“完美才好。”謝流光淡淡道,“越是完美無瑕的瓷器,一旦出現裂痕,便碎得越徹底。”
她需要耐心,需要證據。
阮靈玥背后定然有人,而那枚沈家的玉佩,就是連接這一切的關鍵線索。她不相信阮靈玥能永遠不露馬腳。
幾日后,薛文晏前來為蕭承曦請平安脈時,帶來了新的消息。
“娘娘,微臣暗中查訪,發現錢太醫之子所患怪疾,癥狀雖罕見,卻并非無跡可循。微臣翻閱大量古籍,發現其癥狀與一種名為‘枯榮散’的奇毒頗為相似。此毒源自南疆,微量可致人麻痹無力,口不能,狀若怪疾,且極難診斷。更重要的是……”薛文晏壓低了聲音,“微臣在一本前朝遺留的北境邊志雜記中看到過記載,數十年前,北境戎狄部落中曾有巫師擅用此毒。
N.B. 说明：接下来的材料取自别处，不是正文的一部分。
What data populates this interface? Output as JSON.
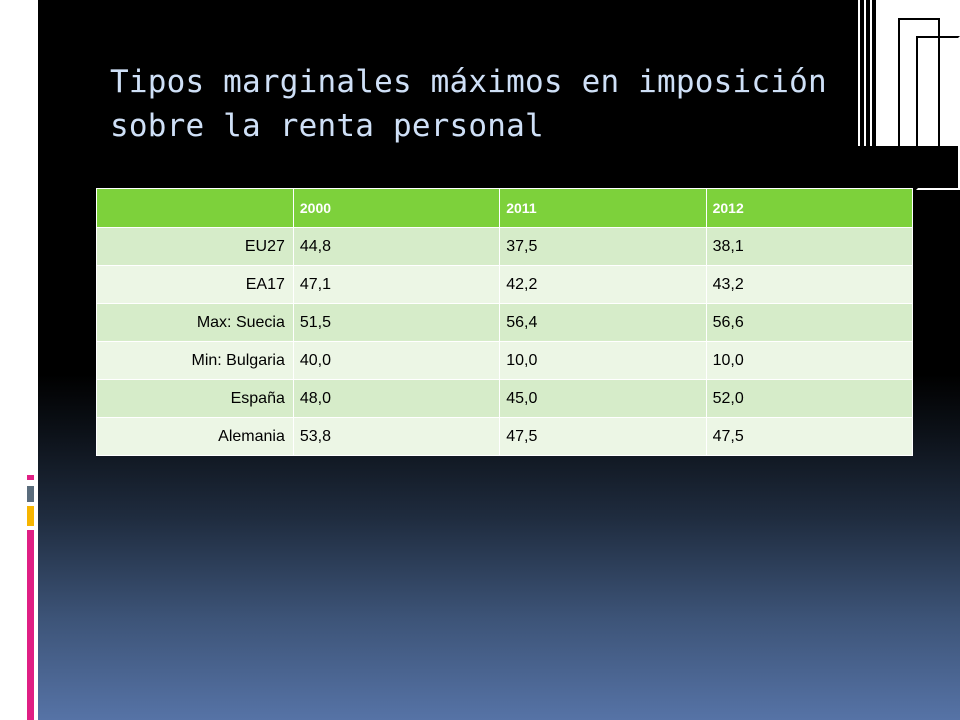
{
  "slide": {
    "title": "Tipos marginales máximos en imposición sobre la renta personal"
  },
  "table": {
    "header_corner": "",
    "years": [
      "2000",
      "2011",
      "2012"
    ],
    "rows": [
      {
        "label": "EU27",
        "values": [
          "44,8",
          "37,5",
          "38,1"
        ]
      },
      {
        "label": "EA17",
        "values": [
          "47,1",
          "42,2",
          "43,2"
        ]
      },
      {
        "label": "Max:  Suecia",
        "values": [
          "51,5",
          "56,4",
          "56,6"
        ]
      },
      {
        "label": "Min: Bulgaria",
        "values": [
          "40,0",
          "10,0",
          "10,0"
        ]
      },
      {
        "label": "España",
        "values": [
          "48,0",
          "45,0",
          "52,0"
        ]
      },
      {
        "label": "Alemania",
        "values": [
          "53,8",
          "47,5",
          "47,5"
        ]
      }
    ]
  },
  "colors": {
    "header_green": "#7dd13b",
    "row_dark": "#d6ecc9",
    "row_light": "#ecf6e5",
    "title_text": "#cfe0f7",
    "accent_magenta": "#e01f84",
    "accent_yellow": "#f7b500"
  }
}
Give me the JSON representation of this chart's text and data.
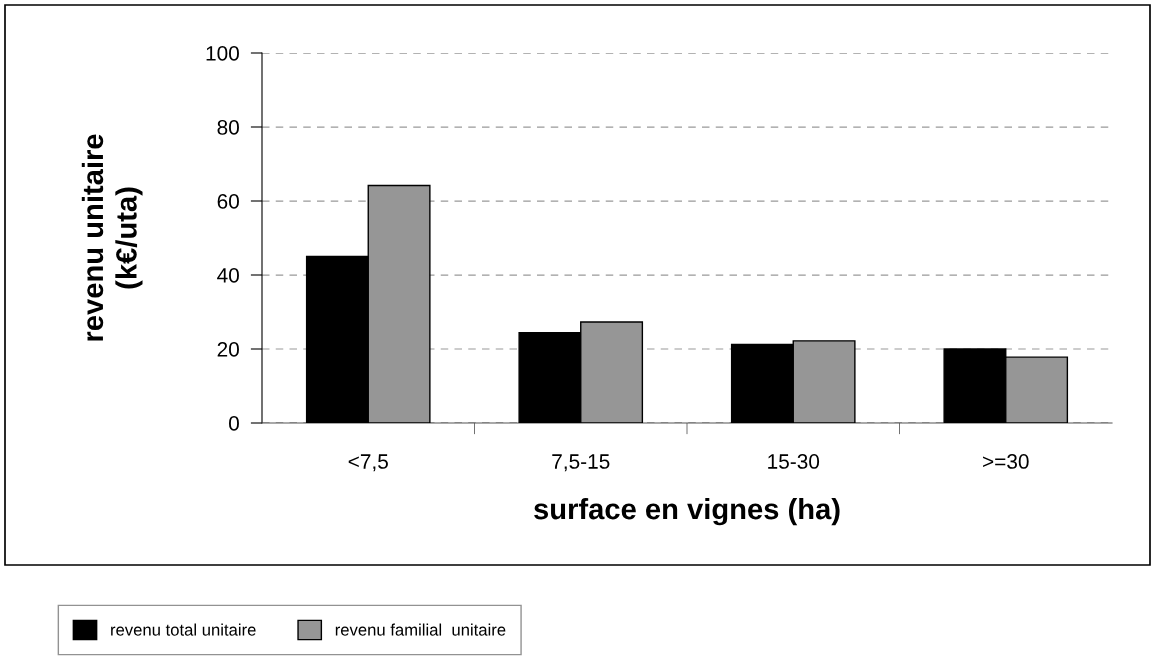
{
  "chart_data": {
    "type": "bar",
    "xlabel": "surface en vignes (ha)",
    "ylabel": "revenu unitaire\n(k€/uta)",
    "categories": [
      "<7,5",
      "7,5-15",
      "15-30",
      ">=30"
    ],
    "series": [
      {
        "name": "revenu total unitaire",
        "color": "#000000",
        "values": [
          45,
          24.4,
          21.2,
          20
        ]
      },
      {
        "name": "revenu familial  unitaire",
        "color": "#969696",
        "values": [
          64.2,
          27.3,
          22.2,
          17.8
        ]
      }
    ],
    "ylim": [
      0,
      100
    ],
    "yticks": [
      0,
      20,
      40,
      60,
      80,
      100
    ],
    "grid": "y",
    "legend": "bottom"
  }
}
”
北境!戎狄!枯榮散!
這幾個詞串聯起來,如同一道閃電劈開迷霧!
沈家久鎮北境,與戎狄交手多年,若說他們能通過某些渠道獲得這種罕見奇毒,并非不可能!
錢太醫曾為陸梔妤診脈,知曉某些內情,其子便中了這“枯榮散”?
那劉太醫的全家沉船,恐怕也絕非意外!
沈家不僅在清除知情人,而且手段如此陰毒隱秘!
他們到底想掩蓋什么?僅僅是陸梔妤使用夢引藤謀害太子的事嗎?
恐怕不止。北境時疫,蹊蹺死亡的校尉,恐怕都與此有關!
謝流光心頭發寒,沈家的勢力與狠辣,遠超她的預估。
而阮靈玥的出現,是否也與沈家這盤大棋有關?
“此事還有何人知曉?”謝流光沉聲問。
“除微臣外,并無他人。那本雜記年代久遠,存放偏僻,常人難以發現。”薛文晏答道。
“很好。”謝流光目光銳利,“此事到此為止,你知我知即可。那本雜記,妥善收好,莫要再示于人前。”
“微臣明白。”
薛文晏退下后,謝流光獨自在殿中沉思。
線索越來越清晰,指向了沈家一個巨大的陰謀。但現在還不是揭穿的時候,她需要更確鑿的證據,也需要一個合適的時機。
眼下,阮靈玥便是突破口。
又過了幾日,宮中按例舉行了一場小型的賞花宴。
時值芍藥盛開,帝后與眾妃嬪齊聚御花園。
阮靈玥今日穿著一身淺粉宮裝,襯得人比花嬌。她依舊安靜地跟在幾位位份較高的妃嬪身后,低眉順眼。只是在經過一叢開得正艷的“朱砂判”芍藥時,她腳下似乎被花根絆了一下,身形微晃,袖中滑落一物,“啪”的一聲輕響,落在青石小徑上。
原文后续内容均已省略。